After the funneling of Pfizer money to Katherine was exposed, she claimed she did not get the whole twenty grand. But the amount she received averaged out to be roughly $350 per talk, which is not too shabby considering her "human face" role in the disease mongering campaign.

A petition for people who want to sign on to support the Mothers Act is provided on a website called, "GoPetition," with a current "Public Signature List," of 33 names. The latest signature was added on July 13, 2009.

GoPetition says the petition was posted by "Heidi," presumably referring to signature, Heidi Koss-Nobel, telling members of Congress to: "Please pass this important bill to protect thousands of families from the undiagnosed suffering of pregnancy and postpartum depression."

However, some of the viewable comments posted along side the supporter's signatures seem a bit odd. For example, the comment for the name, "BestSellersq," reads: "This is the best viagra shop! The best price for viagra. Please visit it!"

Signature Mindy Brooks wrote: "This is insane! Where will it end?"

But on the other hand, supporter, Terri Buysse, states: "This act is essential to help protect our children and to support uncounted numbers of women who suffer from devastating illnesses after giving birth."
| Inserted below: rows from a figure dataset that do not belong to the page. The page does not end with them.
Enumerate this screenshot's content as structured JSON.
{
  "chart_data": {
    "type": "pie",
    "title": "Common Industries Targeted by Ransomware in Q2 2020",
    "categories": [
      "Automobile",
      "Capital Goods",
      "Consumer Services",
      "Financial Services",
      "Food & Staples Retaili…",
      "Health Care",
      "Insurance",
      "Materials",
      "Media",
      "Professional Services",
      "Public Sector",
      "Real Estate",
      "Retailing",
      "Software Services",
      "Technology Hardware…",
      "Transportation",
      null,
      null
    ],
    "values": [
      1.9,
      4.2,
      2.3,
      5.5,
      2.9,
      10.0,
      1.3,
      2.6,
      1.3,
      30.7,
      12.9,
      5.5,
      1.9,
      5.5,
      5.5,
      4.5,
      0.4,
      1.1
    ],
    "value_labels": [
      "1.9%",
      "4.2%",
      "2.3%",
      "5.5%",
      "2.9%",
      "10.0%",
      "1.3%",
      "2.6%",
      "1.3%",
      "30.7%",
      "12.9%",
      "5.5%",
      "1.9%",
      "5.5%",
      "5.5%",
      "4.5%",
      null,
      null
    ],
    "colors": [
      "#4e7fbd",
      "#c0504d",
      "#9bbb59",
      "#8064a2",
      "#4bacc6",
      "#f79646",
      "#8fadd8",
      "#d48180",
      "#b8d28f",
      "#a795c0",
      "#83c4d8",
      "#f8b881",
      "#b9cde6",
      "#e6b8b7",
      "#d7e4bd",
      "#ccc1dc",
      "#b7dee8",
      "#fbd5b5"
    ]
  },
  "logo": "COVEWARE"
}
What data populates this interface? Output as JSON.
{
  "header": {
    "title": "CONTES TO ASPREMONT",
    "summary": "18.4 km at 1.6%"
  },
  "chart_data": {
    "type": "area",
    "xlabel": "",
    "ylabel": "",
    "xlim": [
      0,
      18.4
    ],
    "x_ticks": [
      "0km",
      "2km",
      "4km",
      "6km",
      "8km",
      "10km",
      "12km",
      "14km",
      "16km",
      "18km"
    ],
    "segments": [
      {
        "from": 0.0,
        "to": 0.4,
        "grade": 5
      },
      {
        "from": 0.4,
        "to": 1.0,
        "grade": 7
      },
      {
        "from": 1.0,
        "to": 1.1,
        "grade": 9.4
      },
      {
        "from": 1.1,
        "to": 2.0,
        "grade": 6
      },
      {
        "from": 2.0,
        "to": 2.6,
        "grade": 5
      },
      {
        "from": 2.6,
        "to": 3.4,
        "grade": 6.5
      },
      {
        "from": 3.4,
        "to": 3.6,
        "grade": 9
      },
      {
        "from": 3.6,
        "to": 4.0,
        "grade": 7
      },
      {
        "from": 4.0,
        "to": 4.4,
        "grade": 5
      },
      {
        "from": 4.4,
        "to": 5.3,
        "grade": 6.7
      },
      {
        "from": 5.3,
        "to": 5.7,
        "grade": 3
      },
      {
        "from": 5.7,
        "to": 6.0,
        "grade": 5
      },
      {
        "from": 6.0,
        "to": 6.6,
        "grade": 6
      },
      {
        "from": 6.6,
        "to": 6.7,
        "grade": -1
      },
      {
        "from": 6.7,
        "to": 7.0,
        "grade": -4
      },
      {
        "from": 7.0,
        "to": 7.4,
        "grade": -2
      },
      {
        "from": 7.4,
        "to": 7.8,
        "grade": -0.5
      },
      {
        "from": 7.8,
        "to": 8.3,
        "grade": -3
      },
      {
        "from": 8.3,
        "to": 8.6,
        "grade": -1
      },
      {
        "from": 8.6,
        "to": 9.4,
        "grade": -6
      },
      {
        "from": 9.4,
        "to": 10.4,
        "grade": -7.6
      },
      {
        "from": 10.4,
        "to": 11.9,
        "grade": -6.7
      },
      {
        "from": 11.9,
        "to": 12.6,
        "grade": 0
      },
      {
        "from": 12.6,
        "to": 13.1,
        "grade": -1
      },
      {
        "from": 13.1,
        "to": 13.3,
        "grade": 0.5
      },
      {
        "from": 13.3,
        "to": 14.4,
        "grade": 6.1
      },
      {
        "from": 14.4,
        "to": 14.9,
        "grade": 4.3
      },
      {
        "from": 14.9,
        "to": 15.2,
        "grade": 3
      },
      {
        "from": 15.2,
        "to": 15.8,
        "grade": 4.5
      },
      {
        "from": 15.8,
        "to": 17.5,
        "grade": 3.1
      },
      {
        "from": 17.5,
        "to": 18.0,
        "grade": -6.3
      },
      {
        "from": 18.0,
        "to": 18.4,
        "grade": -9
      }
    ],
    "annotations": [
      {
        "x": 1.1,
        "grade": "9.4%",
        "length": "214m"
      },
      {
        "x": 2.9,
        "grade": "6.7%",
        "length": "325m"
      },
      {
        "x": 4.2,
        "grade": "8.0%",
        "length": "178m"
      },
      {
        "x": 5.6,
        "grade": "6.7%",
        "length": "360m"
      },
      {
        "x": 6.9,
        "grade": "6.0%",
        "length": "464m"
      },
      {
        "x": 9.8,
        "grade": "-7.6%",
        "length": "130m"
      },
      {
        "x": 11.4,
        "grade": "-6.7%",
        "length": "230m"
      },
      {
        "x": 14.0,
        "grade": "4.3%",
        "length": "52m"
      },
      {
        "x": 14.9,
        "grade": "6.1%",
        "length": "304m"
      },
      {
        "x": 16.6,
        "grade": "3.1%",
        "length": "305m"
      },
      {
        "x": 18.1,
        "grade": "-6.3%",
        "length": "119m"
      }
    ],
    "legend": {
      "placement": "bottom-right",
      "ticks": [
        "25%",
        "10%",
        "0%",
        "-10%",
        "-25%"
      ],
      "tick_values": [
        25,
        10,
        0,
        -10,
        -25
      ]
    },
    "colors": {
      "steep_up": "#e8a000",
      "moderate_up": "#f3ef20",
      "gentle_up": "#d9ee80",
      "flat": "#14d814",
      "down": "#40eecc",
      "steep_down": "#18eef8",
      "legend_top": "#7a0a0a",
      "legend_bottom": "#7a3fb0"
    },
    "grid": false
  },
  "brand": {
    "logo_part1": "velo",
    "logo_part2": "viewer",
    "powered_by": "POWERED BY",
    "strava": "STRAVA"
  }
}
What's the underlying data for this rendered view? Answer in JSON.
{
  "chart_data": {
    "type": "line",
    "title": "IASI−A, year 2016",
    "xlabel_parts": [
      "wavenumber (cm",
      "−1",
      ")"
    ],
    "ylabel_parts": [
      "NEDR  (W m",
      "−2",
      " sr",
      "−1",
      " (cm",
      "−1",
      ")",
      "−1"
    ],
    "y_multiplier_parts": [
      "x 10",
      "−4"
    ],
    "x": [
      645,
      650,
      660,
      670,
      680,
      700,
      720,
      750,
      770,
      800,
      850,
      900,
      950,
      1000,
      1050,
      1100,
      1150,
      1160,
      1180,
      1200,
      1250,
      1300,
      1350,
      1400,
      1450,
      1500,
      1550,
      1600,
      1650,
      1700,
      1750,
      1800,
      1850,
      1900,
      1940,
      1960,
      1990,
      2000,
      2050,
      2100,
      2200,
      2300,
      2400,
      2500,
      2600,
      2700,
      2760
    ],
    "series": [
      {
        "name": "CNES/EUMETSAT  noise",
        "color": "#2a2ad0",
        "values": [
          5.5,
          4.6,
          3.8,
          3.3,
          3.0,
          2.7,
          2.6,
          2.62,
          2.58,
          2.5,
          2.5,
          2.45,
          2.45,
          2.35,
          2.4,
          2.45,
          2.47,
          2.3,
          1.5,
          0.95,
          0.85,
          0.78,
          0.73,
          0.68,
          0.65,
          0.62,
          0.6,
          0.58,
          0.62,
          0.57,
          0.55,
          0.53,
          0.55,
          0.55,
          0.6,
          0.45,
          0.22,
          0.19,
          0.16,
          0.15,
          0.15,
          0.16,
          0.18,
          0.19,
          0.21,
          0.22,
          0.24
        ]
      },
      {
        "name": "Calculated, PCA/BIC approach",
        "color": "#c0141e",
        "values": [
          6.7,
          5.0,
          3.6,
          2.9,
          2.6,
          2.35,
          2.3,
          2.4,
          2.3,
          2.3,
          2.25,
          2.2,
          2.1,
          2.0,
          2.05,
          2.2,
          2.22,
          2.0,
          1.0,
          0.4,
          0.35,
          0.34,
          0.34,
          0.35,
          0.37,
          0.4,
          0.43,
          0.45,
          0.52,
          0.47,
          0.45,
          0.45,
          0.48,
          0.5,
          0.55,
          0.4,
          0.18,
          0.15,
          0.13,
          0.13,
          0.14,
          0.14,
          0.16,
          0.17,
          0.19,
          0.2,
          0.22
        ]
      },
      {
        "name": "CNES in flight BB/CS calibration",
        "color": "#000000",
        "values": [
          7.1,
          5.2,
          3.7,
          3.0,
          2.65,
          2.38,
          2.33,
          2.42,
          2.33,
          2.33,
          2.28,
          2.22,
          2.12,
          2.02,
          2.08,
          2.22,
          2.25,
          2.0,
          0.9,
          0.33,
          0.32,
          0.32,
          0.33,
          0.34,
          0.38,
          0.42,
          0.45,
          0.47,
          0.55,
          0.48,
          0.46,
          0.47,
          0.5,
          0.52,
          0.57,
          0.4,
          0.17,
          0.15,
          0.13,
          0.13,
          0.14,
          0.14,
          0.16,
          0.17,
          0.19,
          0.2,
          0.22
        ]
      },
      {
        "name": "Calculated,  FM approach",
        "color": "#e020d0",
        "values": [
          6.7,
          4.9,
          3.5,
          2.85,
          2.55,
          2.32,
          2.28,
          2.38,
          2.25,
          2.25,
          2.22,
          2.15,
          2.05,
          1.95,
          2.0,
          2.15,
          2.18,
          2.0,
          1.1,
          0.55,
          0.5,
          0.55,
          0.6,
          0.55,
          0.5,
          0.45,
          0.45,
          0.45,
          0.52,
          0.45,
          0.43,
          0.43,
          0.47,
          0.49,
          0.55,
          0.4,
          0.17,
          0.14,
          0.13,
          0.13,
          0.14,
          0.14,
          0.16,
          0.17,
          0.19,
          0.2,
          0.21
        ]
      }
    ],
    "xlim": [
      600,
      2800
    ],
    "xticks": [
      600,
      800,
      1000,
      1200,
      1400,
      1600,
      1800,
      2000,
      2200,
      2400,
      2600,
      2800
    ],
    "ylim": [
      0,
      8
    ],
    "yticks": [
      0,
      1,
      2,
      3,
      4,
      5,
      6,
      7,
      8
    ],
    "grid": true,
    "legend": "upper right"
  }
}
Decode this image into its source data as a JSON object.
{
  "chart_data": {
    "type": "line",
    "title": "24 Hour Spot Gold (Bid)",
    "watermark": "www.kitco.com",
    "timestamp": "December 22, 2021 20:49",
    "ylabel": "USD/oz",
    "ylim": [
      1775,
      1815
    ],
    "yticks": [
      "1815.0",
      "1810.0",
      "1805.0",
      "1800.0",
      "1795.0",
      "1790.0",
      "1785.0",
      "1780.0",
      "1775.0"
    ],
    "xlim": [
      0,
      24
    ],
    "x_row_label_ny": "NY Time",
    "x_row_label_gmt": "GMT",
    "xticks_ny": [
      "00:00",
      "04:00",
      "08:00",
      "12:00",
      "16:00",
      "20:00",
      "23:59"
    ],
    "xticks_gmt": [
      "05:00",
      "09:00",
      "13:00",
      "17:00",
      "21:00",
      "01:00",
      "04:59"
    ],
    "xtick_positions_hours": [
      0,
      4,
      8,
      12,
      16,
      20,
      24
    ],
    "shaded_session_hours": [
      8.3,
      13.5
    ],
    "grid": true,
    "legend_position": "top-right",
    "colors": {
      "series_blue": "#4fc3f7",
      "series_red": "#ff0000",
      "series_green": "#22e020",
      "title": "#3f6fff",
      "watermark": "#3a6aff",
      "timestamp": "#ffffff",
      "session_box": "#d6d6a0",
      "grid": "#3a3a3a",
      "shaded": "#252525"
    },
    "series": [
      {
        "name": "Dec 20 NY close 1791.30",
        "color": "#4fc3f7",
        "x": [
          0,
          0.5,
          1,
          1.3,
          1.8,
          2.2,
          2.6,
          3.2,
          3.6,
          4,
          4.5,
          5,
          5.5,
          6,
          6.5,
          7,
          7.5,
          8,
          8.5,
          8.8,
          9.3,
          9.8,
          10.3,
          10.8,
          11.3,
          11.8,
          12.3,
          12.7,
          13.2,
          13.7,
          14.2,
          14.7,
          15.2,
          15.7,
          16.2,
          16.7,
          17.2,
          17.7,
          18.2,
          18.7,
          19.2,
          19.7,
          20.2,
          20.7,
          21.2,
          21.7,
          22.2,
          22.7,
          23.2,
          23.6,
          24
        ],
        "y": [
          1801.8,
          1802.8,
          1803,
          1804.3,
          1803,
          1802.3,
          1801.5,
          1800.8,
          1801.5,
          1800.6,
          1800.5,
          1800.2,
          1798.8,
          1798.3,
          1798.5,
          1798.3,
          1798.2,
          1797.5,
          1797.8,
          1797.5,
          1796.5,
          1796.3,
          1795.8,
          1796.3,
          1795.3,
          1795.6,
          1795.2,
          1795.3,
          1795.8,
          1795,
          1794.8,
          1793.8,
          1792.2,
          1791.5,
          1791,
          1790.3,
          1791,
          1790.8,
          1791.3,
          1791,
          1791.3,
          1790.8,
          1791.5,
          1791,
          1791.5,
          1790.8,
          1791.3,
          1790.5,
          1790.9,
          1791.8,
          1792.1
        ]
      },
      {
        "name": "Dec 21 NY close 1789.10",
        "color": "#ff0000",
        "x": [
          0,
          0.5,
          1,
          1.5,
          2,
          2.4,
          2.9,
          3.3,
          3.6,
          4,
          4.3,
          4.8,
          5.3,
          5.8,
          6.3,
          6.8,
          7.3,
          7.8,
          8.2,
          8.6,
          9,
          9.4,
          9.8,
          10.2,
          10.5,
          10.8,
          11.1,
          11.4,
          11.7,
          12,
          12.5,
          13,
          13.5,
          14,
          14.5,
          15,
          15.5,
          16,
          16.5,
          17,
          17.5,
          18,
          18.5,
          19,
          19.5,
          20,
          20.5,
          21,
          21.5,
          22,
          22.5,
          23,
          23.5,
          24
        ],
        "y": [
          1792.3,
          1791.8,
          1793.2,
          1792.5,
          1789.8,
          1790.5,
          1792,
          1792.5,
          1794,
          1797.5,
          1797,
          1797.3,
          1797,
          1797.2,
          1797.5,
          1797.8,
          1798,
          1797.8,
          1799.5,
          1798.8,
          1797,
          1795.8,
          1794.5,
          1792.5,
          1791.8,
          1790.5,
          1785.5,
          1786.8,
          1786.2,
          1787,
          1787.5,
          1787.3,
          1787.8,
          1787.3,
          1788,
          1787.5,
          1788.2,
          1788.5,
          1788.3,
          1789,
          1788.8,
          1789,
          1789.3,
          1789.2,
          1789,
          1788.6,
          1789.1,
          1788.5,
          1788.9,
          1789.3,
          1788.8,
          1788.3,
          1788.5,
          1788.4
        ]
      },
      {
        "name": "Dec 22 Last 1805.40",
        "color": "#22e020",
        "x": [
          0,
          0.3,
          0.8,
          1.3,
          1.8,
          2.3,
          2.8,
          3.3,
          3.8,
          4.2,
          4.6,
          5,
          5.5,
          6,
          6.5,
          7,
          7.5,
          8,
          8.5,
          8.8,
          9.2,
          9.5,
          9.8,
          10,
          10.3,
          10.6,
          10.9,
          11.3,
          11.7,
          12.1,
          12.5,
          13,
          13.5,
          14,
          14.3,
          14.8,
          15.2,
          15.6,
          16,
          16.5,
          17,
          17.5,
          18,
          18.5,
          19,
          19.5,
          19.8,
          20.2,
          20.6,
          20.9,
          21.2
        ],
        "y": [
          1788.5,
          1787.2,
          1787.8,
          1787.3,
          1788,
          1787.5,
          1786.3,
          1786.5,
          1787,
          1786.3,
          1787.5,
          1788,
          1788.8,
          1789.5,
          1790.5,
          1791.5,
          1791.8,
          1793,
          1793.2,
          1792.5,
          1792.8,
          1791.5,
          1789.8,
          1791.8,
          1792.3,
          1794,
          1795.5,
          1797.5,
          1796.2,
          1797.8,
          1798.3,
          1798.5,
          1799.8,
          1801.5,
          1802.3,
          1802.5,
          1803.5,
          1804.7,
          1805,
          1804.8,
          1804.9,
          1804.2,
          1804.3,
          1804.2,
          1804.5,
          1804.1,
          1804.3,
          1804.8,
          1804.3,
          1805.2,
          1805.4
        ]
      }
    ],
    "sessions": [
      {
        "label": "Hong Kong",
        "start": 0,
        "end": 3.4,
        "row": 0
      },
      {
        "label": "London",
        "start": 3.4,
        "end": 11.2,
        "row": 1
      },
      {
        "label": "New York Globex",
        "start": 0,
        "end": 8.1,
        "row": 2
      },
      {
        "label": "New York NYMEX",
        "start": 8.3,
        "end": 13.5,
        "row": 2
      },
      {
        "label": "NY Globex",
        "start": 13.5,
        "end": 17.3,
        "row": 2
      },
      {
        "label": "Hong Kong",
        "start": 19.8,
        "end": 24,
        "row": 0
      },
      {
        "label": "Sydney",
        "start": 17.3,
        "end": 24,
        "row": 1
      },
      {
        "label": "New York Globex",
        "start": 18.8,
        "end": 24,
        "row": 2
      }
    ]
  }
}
And Sarah Masterson wrote: "As the PSI coordinator for Washington, DC, as a mother and an advocate for mothers, I would like to join my colleagues in urging our members of Congress to pass the MOTHERS Act."

Katherine signed the petition but apparently decided not to post a comment.

The young mother heading an organization of over 50 groups against the Act, Amy Philo, provides a petition for people against the Act to sign on her "Unite for Life," website, which is then sent to members of Congress. At last check, the petition had about 12,600 viewable signatures.